Becoming too busy to care, whether in the old traditional way or some new way, does not change this.
"But the power process is just a game, or perhaps more accurately a built in biological addiction to games that caused us to pass on our genes in the past. Why is it truly metaphysically better than, say, racking up Reddit karma?" Because it gives us psychological fulfilment. We are conditioned through millions of years of evolution to find it psychologically fulfilling. That's the point. His argument is that living a life that may be less physically secure, but psychologically fulfilling is a better life to live. That's why it's better.
"But why is the struggle for survival better? Isn’t it just another game?" The reason why the struggle for survival is better is because that is what we are psychologically predisposed to be fulfilled by. Millions of years of evolution have created reward pathways and we get deep fulfillment from these goals, and community. Not all games are the same when it comes to how it affects us psychologically.
>> What would it even mean to escape the “system?” How can you do that except death? If you are breathing you are playing some kind of game.
I think yogic/buddhist enlightenment or nirvana is freedom from constraints due to nature.. the solution (as far as I understand) is essentially a state like death or physical non-existence but somehow still fully conscious and absolutely blissful
The blog doesn't condone the bombings or the violence. It talks about Kaczynski writings. For you, this is equivalent to glorifying a murderer. Wow, this is some poor comprehension.

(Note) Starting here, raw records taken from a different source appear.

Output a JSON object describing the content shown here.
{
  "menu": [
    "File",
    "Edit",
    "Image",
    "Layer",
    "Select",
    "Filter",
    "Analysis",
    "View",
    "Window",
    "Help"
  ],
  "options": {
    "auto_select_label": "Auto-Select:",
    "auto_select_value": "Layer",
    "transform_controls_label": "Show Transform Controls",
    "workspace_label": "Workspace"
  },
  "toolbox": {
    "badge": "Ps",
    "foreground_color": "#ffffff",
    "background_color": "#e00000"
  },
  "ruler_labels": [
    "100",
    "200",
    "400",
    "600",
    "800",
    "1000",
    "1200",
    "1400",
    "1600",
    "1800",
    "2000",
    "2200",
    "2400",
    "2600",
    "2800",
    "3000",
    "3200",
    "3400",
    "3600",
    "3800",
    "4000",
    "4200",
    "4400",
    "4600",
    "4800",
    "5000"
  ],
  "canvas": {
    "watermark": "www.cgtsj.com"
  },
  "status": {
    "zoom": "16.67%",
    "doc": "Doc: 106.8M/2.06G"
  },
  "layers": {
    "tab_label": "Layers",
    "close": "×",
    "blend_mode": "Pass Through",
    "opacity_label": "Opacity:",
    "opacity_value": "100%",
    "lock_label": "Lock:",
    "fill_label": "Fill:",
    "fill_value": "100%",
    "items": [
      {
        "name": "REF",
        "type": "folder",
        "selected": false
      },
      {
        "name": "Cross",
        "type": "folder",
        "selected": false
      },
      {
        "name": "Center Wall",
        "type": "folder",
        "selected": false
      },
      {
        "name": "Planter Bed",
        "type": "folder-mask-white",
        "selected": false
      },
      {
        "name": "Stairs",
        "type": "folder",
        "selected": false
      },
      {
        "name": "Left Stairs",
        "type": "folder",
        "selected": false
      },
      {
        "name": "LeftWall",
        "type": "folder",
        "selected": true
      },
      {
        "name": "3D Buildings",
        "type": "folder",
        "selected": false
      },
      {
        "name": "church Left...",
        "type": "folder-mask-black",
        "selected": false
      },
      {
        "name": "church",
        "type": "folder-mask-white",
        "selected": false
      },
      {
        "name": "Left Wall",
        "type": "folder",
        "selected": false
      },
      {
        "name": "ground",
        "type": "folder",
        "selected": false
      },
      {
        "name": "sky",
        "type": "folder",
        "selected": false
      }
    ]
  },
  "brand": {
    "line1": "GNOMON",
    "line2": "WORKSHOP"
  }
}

I listen to all sorts of music and I love them. More often than not the artists are degenerates and drug addicts. I hate it but I can still enjoy the genius of their music. For example, Nirvana. Kurt committed suicide but his music is genius. Does not mean i gloirfy suicide or worship Kurt.
> The blog doesn't condone the bombings or the violence. It talks about Kaczynski writings. For you, this is equivalent to glorifying a murderer. Wow, this is some poor comprehension.
I think this might be a part of what Ted was talking about.
Ted was actually a very interesting thinker, very underrated in my opinion, and definitely misrepresented.